El informe describe además el papel de Koldo García como intermediario en la organización del encuentro. Los mensajes intervenidos reflejan una comunicación fluida con el entorno de Armengol, incluyendo la facilitación directa del contacto de su secretaria para concretar la cita. En esas conversaciones se percibe un tono de confianza que los investigadores consideran indicativo de una relación más estrecha de lo habitual entre los implicados.

Antes de esa reunión en la sede del Ejecutivo balear, el proyecto ya había sido presentado a responsables técnicos del sistema sanitario, entre ellos el entonces director del IB-Salut. Sin embargo, ciertas reticencias iniciales habrían motivado que los promotores buscaran una interlocución directa con la presidencia autonómica.

La versión recogida por la UCO contrasta con las declaraciones públicas y judiciales de Armengol, quien ha sostenido que no participó en los procesos de contratación sanitaria. Los investigadores, por el contrario, consideran acreditado que existió al menos una intervención directa en forma de reunión con uno de los principales actores de la trama.

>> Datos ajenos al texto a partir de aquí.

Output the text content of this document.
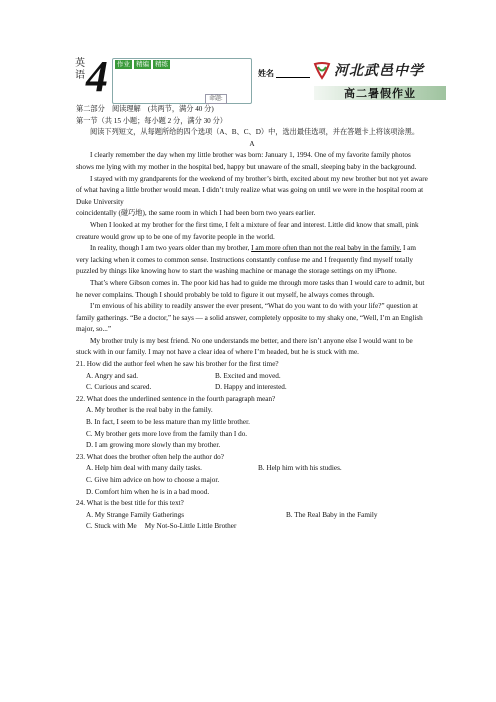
英语 4	作业 精编 精练
命题:
姓名	河北武邑中学
高二暑假作业

第二部分　阅读理解　(共两节，满分 40 分)

第一节（共 15 小题；每小题 2 分，满分 30 分）

阅读下列短文，从每题所给的四个选项（A、B、C、D）中，选出最佳选项，并在答题卡上将该项涂黑。

A

I clearly remember the day when my little brother was born: January 1, 1994. One of my favorite family photos shows me lying with my mother in the hospital bed, happy but unaware of the small, sleeping baby in the background.

I stayed with my grandparents for the weekend of my brother’s birth, excited about my new brother but not yet aware of what having a little brother would mean. I didn’t truly realize what was going on until we were in the hospital room at Duke University

coincidentally (碰巧地), the same room in which I had been born two years earlier.

When I looked at my brother for the first time, I felt a mixture of fear and interest. Little did know that small, pink creature would grow up to be one of my favorite people in the world.

In reality, though I am two years older than my brother, I am more often than not the real baby in the family. I am very lacking when it comes to common sense. Instructions constantly confuse me and I frequently find myself totally puzzled by things like knowing how to start the washing machine or manage the storage settings on my iPhone.

That’s where Gibson comes in. The poor kid has had to guide me through more tasks than I would care to admit, but he never complains. Though I should probably be told to figure it out myself, he always comes through.

I’m envious of his ability to readily answer the ever present, “What do you want to do with your life?” question at family gatherings. “Be a doctor,” he says — a solid answer, completely opposite to my shaky one, “Well, I’m an English major, so...”

My brother truly is my best friend. No one understands me better, and there isn’t anyone else I would want to be stuck with in our family. I may not have a clear idea of where I’m headed, but he is stuck with me.

21. How did the author feel when he saw his brother for the first time?

A. Angry and sad.	B. Excited and moved.
C. Curious and scared.	D. Happy and interested.

22. What does the underlined sentence in the fourth paragraph mean?

A. My brother is the real baby in the family.

B. In fact, I seem to be less mature than my little brother.

C. My brother gets more love from the family than I do.

D. I am growing more slowly than my brother.

23. What does the brother often help the author do?

A. Help him deal with many daily tasks.	B. Help him with his studies.

C. Give him advice on how to choose a major.

D. Comfort him when he is in a bad mood.

24. What is the best title for this text?

A. My Strange Family Gatherings	B. The Real Baby in the Family
C. Stuck with Me My Not-So-Little Little Brother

La ex presidenta de Baleares Francina Armengol mantuvo una relación de intermediación con Koldo García que fue mucho más allá de lo que se conocía hasta ahora. El nuevo informe de la Unidad Central Operativa de la Guardia Civil revela que Armengol informaba puntualmente a Koldo de sus conversaciones privadas con el entonces ministro de Sanidad, Salvador Illa, sobre los controles sanitarios en los aeropuertos baleares, una propuesta que, según la UCO, beneficiaba directamente el negocio de las empresas vinculadas al empresario Víctor de Aldama.

El documento recoge una conversación de WhatsApp del 1 de noviembre de 2020 en la que Armengol escribe a Koldo: «¡Hola! Me acaba de llamar Illa. Esta semana me contesta a nuestra propuesta. Le he visto más predispuesto». Y añade: «Tendremos que seguir insistiendo». Koldo responde con una sola frase con orgullo: «Pero serás jodida».

La «propuesta» a la que se refería Armengol era el documento oficial del Govern titulado «Propuesta de controles sanitarios en Puertos y Aeropuertos de las Illes Balears», que ella misma había enviado a Koldo apenas 48 horas antes, el 30 de octubre de 2020. El texto planteaba realizar pruebas PCR a todos los viajeros que entraran en las islas y establecía que «la realización de pruebas de laboratorio se contrataría externamente mediante una tramitación de emergencia».